Ve bir gün… lokantasının barında,Louis Aragon ile gözgöze geldi. Aragon,Elsa’da;Elsa, Arogon’da eridi. Birbirlerine bakarken kendilerini görüyorlardı belki. Boşuna yazmadı herhalde Aragon,”Elsa’nın gözleri…” şiirini.

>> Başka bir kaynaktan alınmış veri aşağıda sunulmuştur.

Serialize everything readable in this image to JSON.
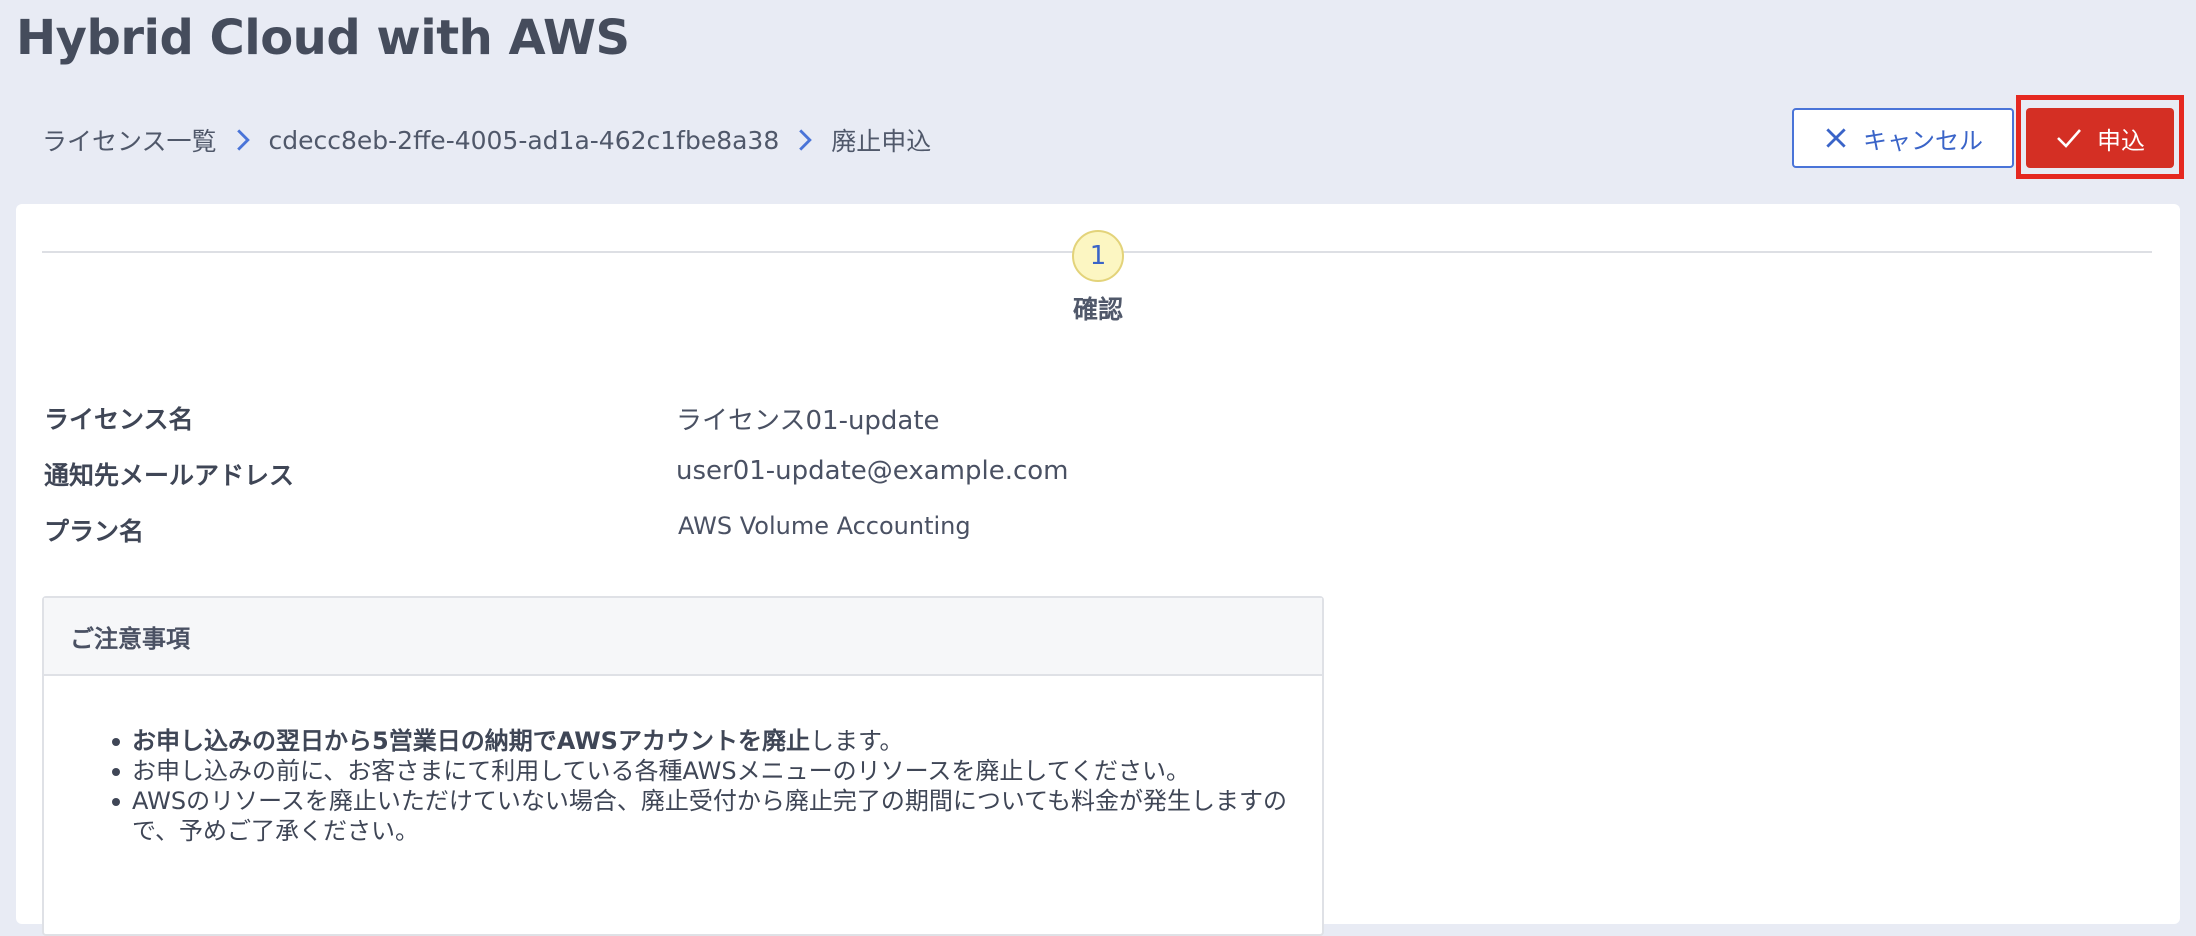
{
  "app": {
    "title": "Hybrid Cloud with AWS"
  },
  "breadcrumb": {
    "items": [
      "ライセンス一覧",
      "cdecc8eb-2ffe-4005-ad1a-462c1fbe8a38",
      "廃止申込"
    ]
  },
  "actions": {
    "cancel_label": "キャンセル",
    "submit_label": "申込"
  },
  "stepper": {
    "number": "1",
    "label": "確認"
  },
  "fields": [
    {
      "label": "ライセンス名",
      "value": "ライセンス01-update"
    },
    {
      "label": "通知先メールアドレス",
      "value": "user01-update@example.com"
    },
    {
      "label": "プラン名",
      "value": "AWS Volume Accounting"
    }
  ],
  "notice": {
    "title": "ご注意事項",
    "items": [
      {
        "bold": "お申し込みの翌日から5営業日の納期でAWSアカウントを廃止",
        "rest": "します。"
      },
      {
        "bold": "",
        "rest": "お申し込みの前に、お客さまにて利用している各種AWSメニューのリソースを廃止してください。"
      },
      {
        "bold": "",
        "rest": "AWSのリソースを廃止いただけていない場合、廃止受付から廃止完了の期間についても料金が発生しますので、予めご了承ください。"
      }
    ]
  },
  "colors": {
    "background": "#e8ebf4",
    "primary_blue": "#3a64c8",
    "submit_red": "#d42f24",
    "highlight_frame": "#e52820",
    "step_circle": "#fcf6c2"
  },
  "icons": {
    "breadcrumb_separator": "chevron-right-icon",
    "cancel": "close-icon",
    "submit": "check-icon"
  }
}
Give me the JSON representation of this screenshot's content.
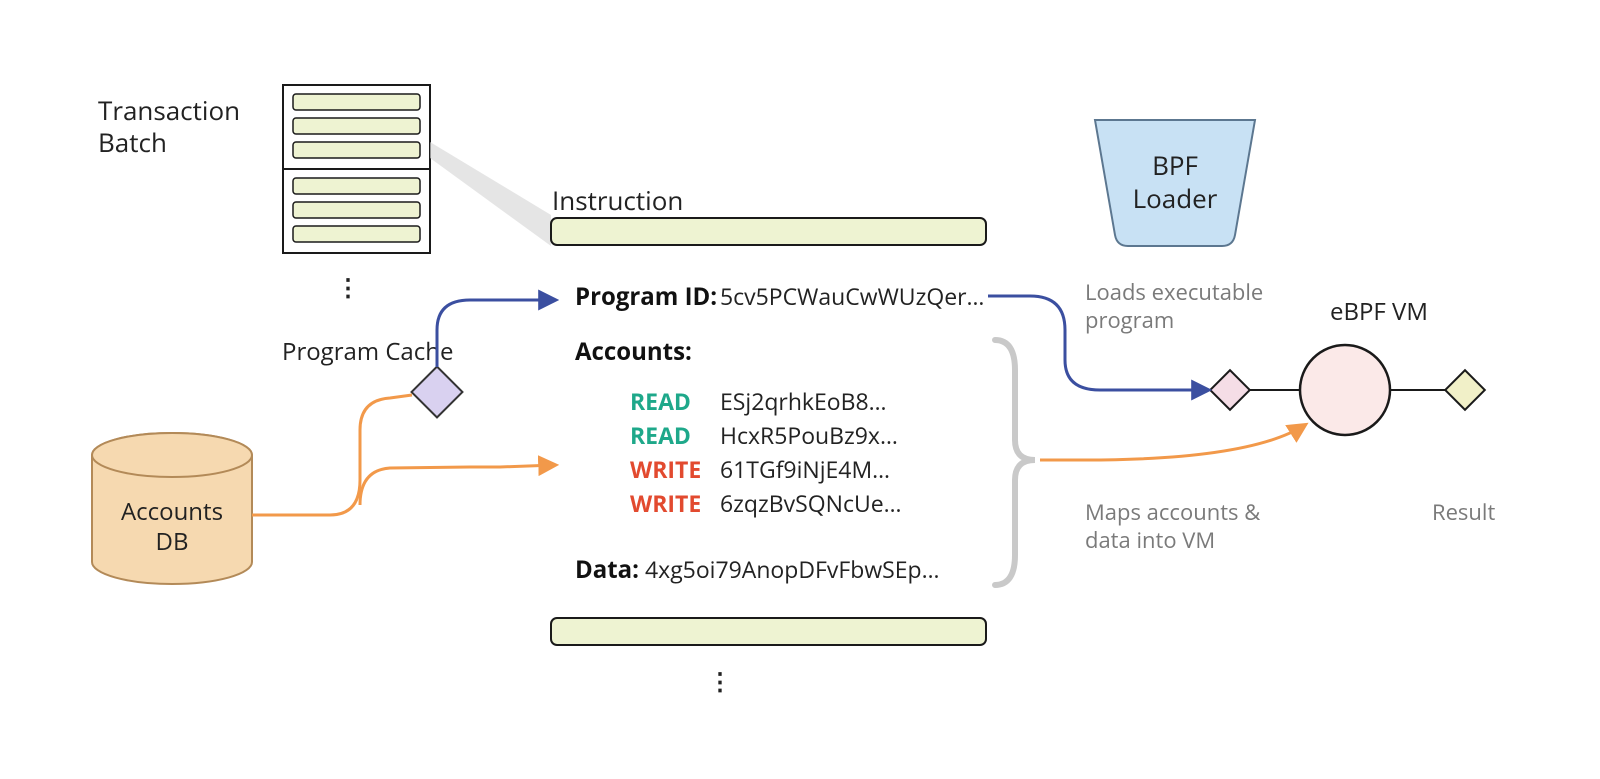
{
  "labels": {
    "transaction_batch_l1": "Transaction",
    "transaction_batch_l2": "Batch",
    "program_cache": "Program Cache",
    "accounts_db_l1": "Accounts",
    "accounts_db_l2": "DB",
    "instruction": "Instruction",
    "program_id_label": "Program ID:",
    "program_id_value": "5cv5PCWauCwWUzQer…",
    "accounts_label": "Accounts:",
    "accounts": {
      "r1": {
        "mode": "READ",
        "key": "ESj2qrhkEoB8…"
      },
      "r2": {
        "mode": "READ",
        "key": "HcxR5PouBz9x…"
      },
      "w1": {
        "mode": "WRITE",
        "key": "61TGf9iNjE4M…"
      },
      "w2": {
        "mode": "WRITE",
        "key": "6zqzBvSQNcUe…"
      }
    },
    "data_label": "Data:",
    "data_value": "4xg5oi79AnopDFvFbwSEp…",
    "bpf_loader_l1": "BPF",
    "bpf_loader_l2": "Loader",
    "ebpf_vm": "eBPF VM",
    "loads_exec_l1": "Loads executable",
    "loads_exec_l2": "program",
    "maps_l1": "Maps accounts &",
    "maps_l2": "data into VM",
    "result": "Result",
    "ellipsis": "⋮"
  },
  "colors": {
    "bar_fill": "#eef3d2",
    "bar_stroke": "#1a1a1a",
    "db_fill": "#f6d9b0",
    "db_stroke": "#b38a58",
    "cache_fill": "#d9d1f0",
    "cache_stroke": "#333",
    "loader_fill": "#c8e1f4",
    "loader_stroke": "#5c7790",
    "vm_fill": "#fbe9e8",
    "vm_stroke": "#1a1a1a",
    "arrow_orange": "#f2994a",
    "arrow_blue": "#3b4fa0",
    "light_gray": "#c9c9c9",
    "read": "#1ea88a",
    "write": "#e24a2f",
    "dia_pink": "#f5dde6",
    "dia_yellow": "#f1f0c8"
  }
}
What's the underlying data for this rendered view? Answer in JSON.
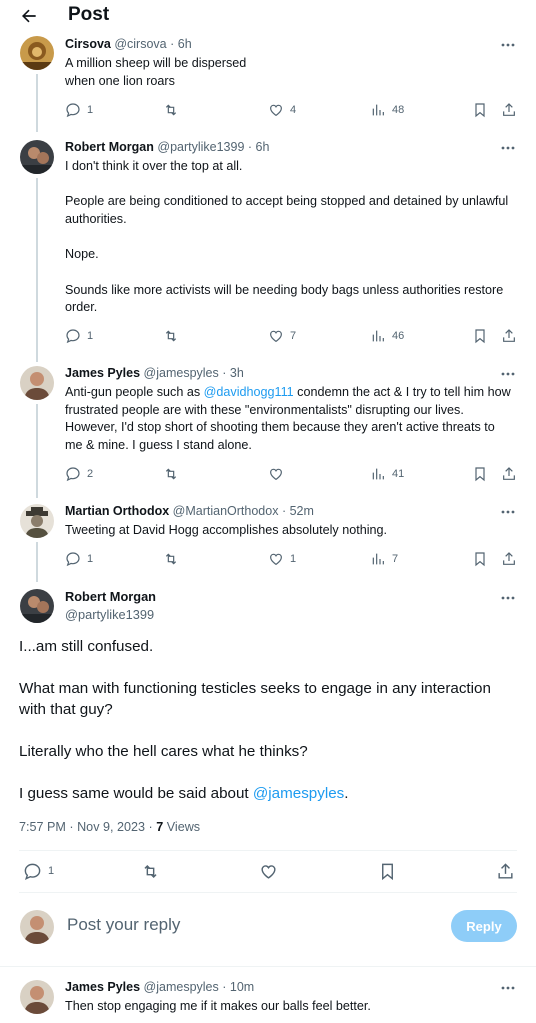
{
  "header": {
    "title": "Post"
  },
  "thread": [
    {
      "name": "Cirsova",
      "handle": "@cirsova",
      "time": "· 6h",
      "paragraphs": [
        "A million sheep will be dispersed\nwhen one lion roars"
      ],
      "replies": "1",
      "retweets": "",
      "likes": "4",
      "views": "48"
    },
    {
      "name": "Robert Morgan",
      "handle": "@partylike1399",
      "time": "· 6h",
      "paragraphs": [
        "I don't think it over the top at all.",
        "People are being conditioned to accept being stopped and detained by unlawful authorities.",
        "Nope.",
        "Sounds like more activists will be needing body bags unless authorities restore order."
      ],
      "replies": "1",
      "retweets": "",
      "likes": "7",
      "views": "46"
    },
    {
      "name": "James Pyles",
      "handle": "@jamespyles",
      "time": "· 3h",
      "text_before": "Anti-gun people such as ",
      "mention": "@davidhogg111",
      "text_after": " condemn the act & I try to tell him how frustrated people are with these \"environmentalists\" disrupting our lives. However, I'd stop short of shooting them because they aren't active threats to me & mine. I guess I stand alone.",
      "replies": "2",
      "retweets": "",
      "likes": "",
      "views": "41"
    },
    {
      "name": "Martian Orthodox",
      "handle": "@MartianOrthodox",
      "time": "· 52m",
      "paragraphs": [
        "Tweeting at David Hogg accomplishes absolutely nothing."
      ],
      "replies": "1",
      "retweets": "",
      "likes": "1",
      "views": "7"
    }
  ],
  "main": {
    "name": "Robert Morgan",
    "handle": "@partylike1399",
    "paragraphs": [
      "I...am still confused.",
      "What man with functioning testicles seeks to engage in any interaction with that guy?",
      "Literally who the hell cares what he thinks?"
    ],
    "last_before": "I guess same would be said about ",
    "last_mention": "@jamespyles",
    "last_after": ".",
    "timestamp": "7:57 PM · Nov 9, 2023 · ",
    "views_count": "7",
    "views_label": " Views",
    "replies": "1"
  },
  "reply_bar": {
    "placeholder": "Post your reply",
    "button": "Reply"
  },
  "bottom_reply": {
    "name": "James Pyles",
    "handle": "@jamespyles",
    "time": "· 10m",
    "text": "Then stop engaging me if it makes our balls feel better."
  },
  "colors": {
    "accent": "#1d9bf0",
    "secondary_text": "#536471",
    "reply_button": "#8ecdf8"
  }
}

Yirminci yüzyılın en büyük ozanlarından. Dada ve sürrealizm sanat akımlarının öncüsü,yazar ve eleştirmendi. 1939’da evlenen Elsa Triolet-Louis Aragon aşkı artık bir efsaneydi. Paris’in otel köşelerinde yaşanan bir efsane. Merkez,Montparnasse’daki Istria oteliydi. O sıralar hemen tüm yazar ve çizerler otellerde yaşıyorlardı. Paris’in küçük otelleri enteldi. 1951 yılında Aragon, sevgili “öksüzü,köksüzü,yabancı”sı Elsa’ya “küçük bir Fransa köşesi” armağan etmek,bir ev vermek istedi. Ve dostları fotoğrafçı Cartier Bresson’dan altı hektarlık bir ormanın içinde eski bir su değirmeni satın aldı. Değirmeni,iç mimar Elsa döşedi. Picasso,Fernand Leger,Pablo Neruda,Paul Elouard,François Nourrissier,Jean Richard Bloch değirmenin sürekli konuklarıydı. Hatta Abidin Dino ve Nazım Hikmet te geçti değirmenden.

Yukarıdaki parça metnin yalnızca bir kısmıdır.